[Date Prev][Date Next][Thread Prev][Thread Next][Date Index][Thread Index]
survivability, rewriting
About the session survivability: I think Kurtis is right that we must
not let ourselves get caught up in unrealistic expectations. I believe
a useful lower limit would be five seconds. This gives just over two
round trips when both parties are using GSM/GPRS and/or satellite, a
few more for more reasonable link technologies. And two missed acks is
the absolute minimum we must require before even considering a rehoming
event, as a single missed ack can very easily happen for many reasons
that don't warrant rehoming. So if an application can't handle a 5
second gap in the communication, it shouldn't count on general
multihoming mechanisms to provide failover.
I don't think this is too unreasonable. Many people have mentioned
VoIP, often in the same sentence with extremely unrealistic failover
expectations. I believe 5 seconds is workable for VoIP: this is
certainly close to the time a user will continue to shout "hello, are
you still there?" when using a cell phone with less than perfect
reception.
I maintain that having the transport layer provide hints to the
multihoming layer about when a rehoming would be desired is the right
approach. Yes, this will give us some trouble in the beginning, as
existing upper layer protocols don't provide these hints yet. So we
implement additional heuristics so the multihoming layer can rehome on
its own. But this is never going to be as efficient as having the
transport layer do it, as transport protocols have very good knowledge
about what's happening end-to-end. TCP for instance goes through great
lengths to be able to determine when to retransmit and whether only a
single packet was lost or more. Streaming protocols on the other hand
have a pretty good idea when new data should be arriving, so here the
receiver is in a good position to send nacks or hints.
One thing we haven't discussed so far: if upper layers provide us with
a hint, what exactly does the multihoming layer do after receiving such
a hint? It would make sense to peform some kind of check to see what
kind of reachability exists, but this means we need some kind of
ping-like functionality. Is it reasonable to depend on such a mechanism
in this age of ICMP paranoia?
About the rewriting: why again are we making life difficult for
ourselves? The obvious place to put an indication that the address may
be rewritten is... in the address. Is there any reason why we can't
have one or more special prefixes that indicate that a router should
fill in the source address?
However, this doesn't solve what we should do when rewriting isn't
permitted. Obviously we could come up with a multihoming mechanism
where rewriting is always allowed, trading off complexity in this area
against complexity in recognizing a correspondent and accepting some
types of spoofed packets.
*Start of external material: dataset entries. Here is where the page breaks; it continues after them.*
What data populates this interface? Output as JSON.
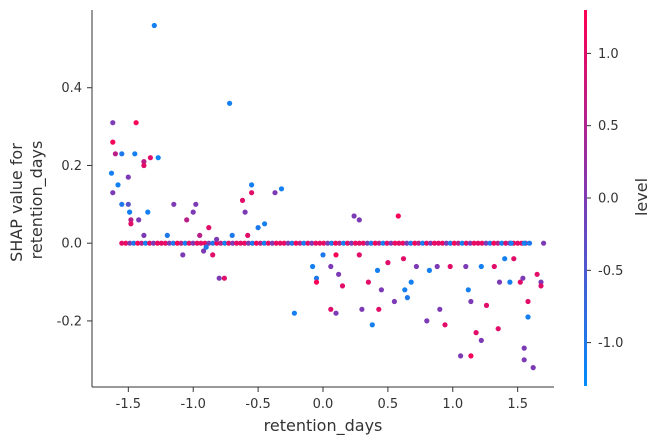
{
  "chart_data": {
    "type": "scatter",
    "xlabel": "retention_days",
    "ylabel_lines": [
      "SHAP value for",
      "retention_days"
    ],
    "xlim": [
      -1.78,
      1.78
    ],
    "ylim": [
      -0.37,
      0.6
    ],
    "x_ticks": [
      -1.5,
      -1.0,
      -0.5,
      0.0,
      0.5,
      1.0,
      1.5
    ],
    "x_tick_labels": [
      "-1.5",
      "-1.0",
      "-0.5",
      "0.0",
      "0.5",
      "1.0",
      "1.5"
    ],
    "y_ticks": [
      -0.2,
      0.0,
      0.2,
      0.4
    ],
    "y_tick_labels": [
      "-0.2",
      "0.0",
      "0.2",
      "0.4"
    ],
    "grid": false,
    "colorbar": {
      "label": "level",
      "range": [
        -1.3,
        1.3
      ],
      "ticks": [
        -1.0,
        -0.5,
        0.0,
        0.5,
        1.0
      ],
      "tick_labels": [
        "-1.0",
        "-0.5",
        "0.0",
        "0.5",
        "1.0"
      ],
      "low_color": "#008bfb",
      "mid_color": "#7d3ab5",
      "high_color": "#ff0052"
    },
    "points": [
      {
        "x": -1.62,
        "y": 0.31,
        "c": 0.0
      },
      {
        "x": -1.62,
        "y": 0.26,
        "c": 1.2
      },
      {
        "x": -1.6,
        "y": 0.23,
        "c": 0.6
      },
      {
        "x": -1.55,
        "y": 0.23,
        "c": -1.0
      },
      {
        "x": -1.45,
        "y": 0.23,
        "c": -1.1
      },
      {
        "x": -1.44,
        "y": 0.31,
        "c": 1.2
      },
      {
        "x": -1.38,
        "y": 0.21,
        "c": 0.6
      },
      {
        "x": -1.38,
        "y": 0.2,
        "c": 1.0
      },
      {
        "x": -1.33,
        "y": 0.22,
        "c": 1.0
      },
      {
        "x": -1.3,
        "y": 0.56,
        "c": -1.1
      },
      {
        "x": -1.27,
        "y": 0.22,
        "c": -1.2
      },
      {
        "x": -0.72,
        "y": 0.36,
        "c": -1.1
      },
      {
        "x": -1.63,
        "y": 0.18,
        "c": -1.1
      },
      {
        "x": -1.58,
        "y": 0.15,
        "c": -1.1
      },
      {
        "x": -1.62,
        "y": 0.13,
        "c": 0.0
      },
      {
        "x": -1.55,
        "y": 0.1,
        "c": -1.0
      },
      {
        "x": -1.5,
        "y": 0.17,
        "c": 0.0
      },
      {
        "x": -1.5,
        "y": 0.1,
        "c": -0.4
      },
      {
        "x": -1.49,
        "y": 0.08,
        "c": -1.1
      },
      {
        "x": -1.48,
        "y": 0.06,
        "c": 0.6
      },
      {
        "x": -1.48,
        "y": 0.05,
        "c": 1.0
      },
      {
        "x": -1.42,
        "y": 0.06,
        "c": 0.0
      },
      {
        "x": -1.35,
        "y": 0.08,
        "c": -1.1
      },
      {
        "x": -1.38,
        "y": 0.02,
        "c": 0.0
      },
      {
        "x": -1.15,
        "y": 0.1,
        "c": 0.0
      },
      {
        "x": -1.2,
        "y": 0.02,
        "c": -1.0
      },
      {
        "x": -1.05,
        "y": 0.06,
        "c": 0.6
      },
      {
        "x": -1.0,
        "y": 0.08,
        "c": 0.0
      },
      {
        "x": -0.98,
        "y": 0.1,
        "c": 0.0
      },
      {
        "x": -0.95,
        "y": 0.02,
        "c": 0.6
      },
      {
        "x": -0.88,
        "y": 0.04,
        "c": 1.0
      },
      {
        "x": -0.82,
        "y": 0.01,
        "c": 0.0
      },
      {
        "x": -0.62,
        "y": 0.11,
        "c": 1.0
      },
      {
        "x": -0.55,
        "y": 0.15,
        "c": -1.1
      },
      {
        "x": -0.55,
        "y": 0.13,
        "c": 1.0
      },
      {
        "x": -0.6,
        "y": 0.08,
        "c": 0.0
      },
      {
        "x": -0.5,
        "y": 0.04,
        "c": -1.0
      },
      {
        "x": -0.45,
        "y": 0.05,
        "c": -1.1
      },
      {
        "x": -0.37,
        "y": 0.13,
        "c": 0.0
      },
      {
        "x": -0.32,
        "y": 0.14,
        "c": -1.1
      },
      {
        "x": -0.7,
        "y": 0.02,
        "c": -1.0
      },
      {
        "x": -0.58,
        "y": 0.02,
        "c": 1.0
      },
      {
        "x": -0.22,
        "y": -0.18,
        "c": -1.1
      },
      {
        "x": -1.08,
        "y": -0.03,
        "c": 0.0
      },
      {
        "x": -0.92,
        "y": -0.02,
        "c": 0.0
      },
      {
        "x": -0.85,
        "y": -0.03,
        "c": 1.0
      },
      {
        "x": -0.8,
        "y": -0.09,
        "c": 0.0
      },
      {
        "x": -0.76,
        "y": -0.09,
        "c": 1.0
      },
      {
        "x": -0.9,
        "y": -0.01,
        "c": -1.0
      },
      {
        "x": -0.08,
        "y": -0.06,
        "c": -1.1
      },
      {
        "x": -0.05,
        "y": -0.09,
        "c": -1.0
      },
      {
        "x": -0.05,
        "y": -0.1,
        "c": 1.2
      },
      {
        "x": 0.06,
        "y": -0.06,
        "c": 0.0
      },
      {
        "x": 0.1,
        "y": -0.03,
        "c": 1.2
      },
      {
        "x": 0.12,
        "y": -0.08,
        "c": 0.0
      },
      {
        "x": 0.15,
        "y": -0.11,
        "c": 1.0
      },
      {
        "x": 0.06,
        "y": -0.17,
        "c": 1.0
      },
      {
        "x": 0.1,
        "y": -0.18,
        "c": 0.0
      },
      {
        "x": 0.0,
        "y": -0.03,
        "c": -1.0
      },
      {
        "x": 0.24,
        "y": 0.07,
        "c": 0.0
      },
      {
        "x": 0.28,
        "y": 0.06,
        "c": 0.0
      },
      {
        "x": 0.28,
        "y": -0.03,
        "c": 1.0
      },
      {
        "x": 0.3,
        "y": -0.17,
        "c": 0.0
      },
      {
        "x": 0.35,
        "y": -0.1,
        "c": 1.0
      },
      {
        "x": 0.38,
        "y": -0.21,
        "c": -1.1
      },
      {
        "x": 0.42,
        "y": -0.07,
        "c": -1.1
      },
      {
        "x": 0.43,
        "y": -0.17,
        "c": 1.0
      },
      {
        "x": 0.45,
        "y": -0.12,
        "c": 0.0
      },
      {
        "x": 0.5,
        "y": -0.05,
        "c": 1.0
      },
      {
        "x": 0.55,
        "y": -0.15,
        "c": 0.0
      },
      {
        "x": 0.58,
        "y": 0.07,
        "c": 1.2
      },
      {
        "x": 0.62,
        "y": -0.04,
        "c": 1.0
      },
      {
        "x": 0.63,
        "y": -0.12,
        "c": -1.1
      },
      {
        "x": 0.65,
        "y": -0.14,
        "c": -1.0
      },
      {
        "x": 0.68,
        "y": -0.1,
        "c": -1.1
      },
      {
        "x": 0.72,
        "y": -0.06,
        "c": 0.0
      },
      {
        "x": 0.8,
        "y": -0.2,
        "c": 0.0
      },
      {
        "x": 0.82,
        "y": -0.07,
        "c": -1.1
      },
      {
        "x": 0.88,
        "y": -0.06,
        "c": 0.0
      },
      {
        "x": 0.9,
        "y": -0.17,
        "c": 0.0
      },
      {
        "x": 0.94,
        "y": -0.21,
        "c": 1.0
      },
      {
        "x": 0.98,
        "y": -0.06,
        "c": 1.0
      },
      {
        "x": 1.06,
        "y": -0.29,
        "c": 0.0
      },
      {
        "x": 1.1,
        "y": -0.06,
        "c": 0.0
      },
      {
        "x": 1.12,
        "y": -0.12,
        "c": -1.1
      },
      {
        "x": 1.14,
        "y": -0.15,
        "c": 0.0
      },
      {
        "x": 1.14,
        "y": -0.29,
        "c": 1.2
      },
      {
        "x": 1.18,
        "y": -0.23,
        "c": 1.0
      },
      {
        "x": 1.22,
        "y": -0.25,
        "c": 0.0
      },
      {
        "x": 1.22,
        "y": -0.06,
        "c": -1.1
      },
      {
        "x": 1.26,
        "y": -0.16,
        "c": 1.0
      },
      {
        "x": 1.32,
        "y": -0.06,
        "c": 1.0
      },
      {
        "x": 1.35,
        "y": -0.22,
        "c": 1.0
      },
      {
        "x": 1.36,
        "y": -0.1,
        "c": 0.0
      },
      {
        "x": 1.4,
        "y": -0.04,
        "c": -1.1
      },
      {
        "x": 1.44,
        "y": -0.1,
        "c": -1.1
      },
      {
        "x": 1.47,
        "y": -0.04,
        "c": 1.0
      },
      {
        "x": 1.52,
        "y": -0.1,
        "c": 1.0
      },
      {
        "x": 1.54,
        "y": -0.09,
        "c": 0.0
      },
      {
        "x": 1.55,
        "y": -0.27,
        "c": 0.0
      },
      {
        "x": 1.55,
        "y": -0.3,
        "c": 0.0
      },
      {
        "x": 1.58,
        "y": -0.19,
        "c": -1.1
      },
      {
        "x": 1.58,
        "y": -0.15,
        "c": 1.0
      },
      {
        "x": 1.62,
        "y": -0.32,
        "c": 0.0
      },
      {
        "x": 1.65,
        "y": -0.08,
        "c": 1.0
      },
      {
        "x": 1.68,
        "y": -0.1,
        "c": 0.0
      },
      {
        "x": 1.68,
        "y": -0.11,
        "c": 1.0
      },
      {
        "x": 1.7,
        "y": 0.0,
        "c": 0.0
      },
      {
        "x": 1.45,
        "y": 0.0,
        "c": -1.1
      },
      {
        "x": 1.55,
        "y": 0.0,
        "c": -1.1
      }
    ],
    "zero_band": {
      "x_start": -1.55,
      "x_end": 1.62,
      "step": 0.0305,
      "y": 0.0
    }
  }
}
But "legacy" IPv6 also doesn't permit
rewriting, so we must be prepared to handle this. The obvious solution
is source address based routing, but it doesn't seem like everyone is
convinced.
I don't really see any workable alternatives, though. Even if we can do
ICMP or NAROS magic to make sure that new sessions magically use the
right source address so initially they're able to pass ingress
filtering, it's always possible that halfway through the session is
rerouted over another ISP and the source address is filtered. This
means we can't reroute traffic based on changes in BGP the way we're
used to, the ultimate consequence of which is that we must hardcode all
routing decisions. In practice this probably means using one ISP as a
primary and the other one only as a backup.
Another problem is that if we depend on BGP to determine which ISP
provides the shortest path to a destination, this effectively blocks us
from using the other ISP to reach the same destination. For instance,
if X has ISPs A and B, and Y has ISPs C and D, then it's entirely
possible that X will use ISP A to reach both Y(C) and Y(D), so that
when something bad happens with ISP A both of Y's addresses become
unreachable. With source address based routing this isn't an issue as X
can reach each of Y(C) and Y(D) over both A and B by simply using a
different source address.
I do agree that source address based routing (which is in effect a
limited form of source routing) doesn't mesh well with our hop by hop
forwarding paradigm, but again: I don't see any alternatives.